I noted all the Bernie buttons worn by performers and listeners. Ochs would’ve found a kindred spirit in Bernie Sanders, whose anti-Iraq War platform reflects the message of Ochs’ “There but for Fortune,” written in 1963 and popularized the following year by Joan Baez :

“Show me the country where the bombs had to fall.

Show me the ruins of the buildings once so tall,

And I'll show you a young man with so many reasons why,

There but for fortune, go you or I…”

Ochs was a gifted writer who dropped out of journalism school just a month before graduation at Ohio State University and headed to the Greenwich Village folk music scene of the 1960s. Lucky for us he did. There, in close proximity to Dylan, Baez and other rising singer/songwriters, Ochs penned the anthems of the anti-war movement: “I Ain’t Marching Any More,” “Draft Dodger Rag,” “Power and Glory,” “What’s That I Hear?” etc.

Most of the attendees and performers were old enough to have grown up with Ochs’ music with the exception of Betsy Moore-Robinson, who admitted that she was “too young” to have remembered Ochs, but that didn’t stop her from doing Joni Mitchell and Richard Farina covers that electrified the audience. “My influences?” said Moore-Robinson. “The Beatles, Carole King, Janis Ian and everything else from then on!”

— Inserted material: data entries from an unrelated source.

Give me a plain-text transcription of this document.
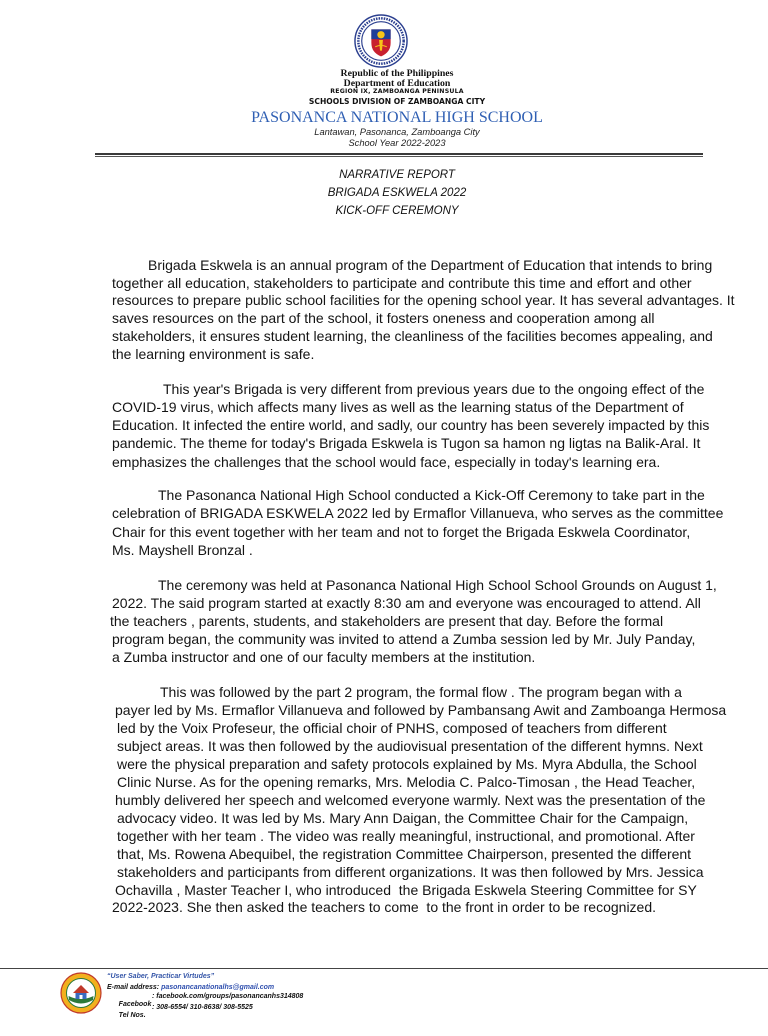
Republic of the Philippines
Department of Education
REGION IX, ZAMBOANGA PENINSULA
SCHOOLS DIVISION OF ZAMBOANGA CITY
PASONANCA NATIONAL HIGH SCHOOL
Lantawan, Pasonanca, Zamboanga City
School Year 2022-2023
NARRATIVE REPORT
BRIGADA ESKWELA 2022
KICK-OFF CEREMONY
Brigada Eskwela is an annual program of the Department of Education that intends to bring
together all education, stakeholders to participate and contribute this time and effort and other
resources to prepare public school facilities for the opening school year. It has several advantages. It
saves resources on the part of the school, it fosters oneness and cooperation among all
stakeholders, it ensures student learning, the cleanliness of the facilities becomes appealing, and
the learning environment is safe.
This year's Brigada is very different from previous years due to the ongoing effect of the
COVID-19 virus, which affects many lives as well as the learning status of the Department of
Education. It infected the entire world, and sadly, our country has been severely impacted by this
pandemic. The theme for today's Brigada Eskwela is Tugon sa hamon ng ligtas na Balik-Aral. It
emphasizes the challenges that the school would face, especially in today's learning era.
The Pasonanca National High School conducted a Kick-Off Ceremony to take part in the
celebration of BRIGADA ESKWELA 2022 led by Ermaflor Villanueva, who serves as the committee
Chair for this event together with her team and not to forget the Brigada Eskwela Coordinator,
Ms. Mayshell Bronzal .
The ceremony was held at Pasonanca National High School School Grounds on August 1,
2022. The said program started at exactly 8:30 am and everyone was encouraged to attend. All
the teachers , parents, students, and stakeholders are present that day. Before the formal
program began, the community was invited to attend a Zumba session led by Mr. July Panday,
a Zumba instructor and one of our faculty members at the institution.
This was followed by the part 2 program, the formal flow . The program began with a
payer led by Ms. Ermaflor Villanueva and followed by Pambansang Awit and Zamboanga Hermosa
led by the Voix Profeseur, the official choir of PNHS, composed of teachers from different
subject areas. It was then followed by the audiovisual presentation of the different hymns. Next
were the physical preparation and safety protocols explained by Ms. Myra Abdulla, the School
Clinic Nurse. As for the opening remarks, Mrs. Melodia C. Palco-Timosan , the Head Teacher,
humbly delivered her speech and welcomed everyone warmly. Next was the presentation of the
advocacy video. It was led by Ms. Mary Ann Daigan, the Committee Chair for the Campaign,
together with her team . The video was really meaningful, instructional, and promotional. After
that, Ms. Rowena Abequibel, the registration Committee Chairperson, presented the different
stakeholders and participants from different organizations. It was then followed by Mrs. Jessica
Ochavilla , Master Teacher I, who introduced  the Brigada Eskwela Steering Committee for SY
2022-2023. She then asked the teachers to come  to the front in order to be recognized.
“User Saber, Practicar Virtudes”
E-mail address: pasonancanationalhs@gmail.com

Facebook

: facebook.com/groups/pasonancanhs314808

Tel Nos.

: 308-6554/ 310-8638/ 308-5525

The occasion of the tribute was the 40th anniversary of Ochs’ death. The prolific singer/songwriter committed suicide in 1976, one year after the Vietnam War ended. He was 36. At the time, I mistakenly attributed Ochs’ death to a career crisis. The music scene had shifted from folk to pop, from coffee houses to stadiums, and Ochs didn’t make the transition.

I also thought Ochs couldn’t adapt to the shift in the cultural landscape. The Revolution never happened. The war was over, there was a Republican in the White House and former hippies were scrambling to get their MBAs. I was wrong on all counts.

We now know that Phil Ochs was bipolar, a condition that wasn’t officially recognized by the medical community until 1980. Ochs’ father, a physician, also suffered from the same syndrome and had been hospitalized several times. During Ochs’ lifetime, the illness was called manic-depression, and there was no effective treatment. Patients received little help financially because Congress refused to recognize manic depression as a legitimate illness.

Ochs also suffered from alcoholism, a form of self-medication common among those afflicted by the syndrome, along with drug abuse. By the time Ochs was officially diagnosed in 1976, it was too late. He hung himself that year. (Note: Political and social activist Abbie Hoffman, a friend of Ochs who also suffered from bipolar disorder, committed suicide with a drug overdose in 1989.) According to the Brain & Behavior Research Foundation, 5.7 million American adults currently have bipolar disorder.

The musical tribute to Phil Ochs benefitted the Philadelphia Interfaith Hospitality Network (PIHN), an organization of diverse congregations that provide shelter and support to homeless families in the Northwest and Northeast. “We made $260  for the PIHN,” said Naylor. “Considering the small size of the place, that's more than I thought we could get.”

Malelani (Mal-eh-lahn-e), 6734 Germantown Ave., is a coffee house that offers tasty Mediterranean-style cuisine with Open Mic nights on weekends. No cover. No minimum. BYOB. More information at 267-766-2396.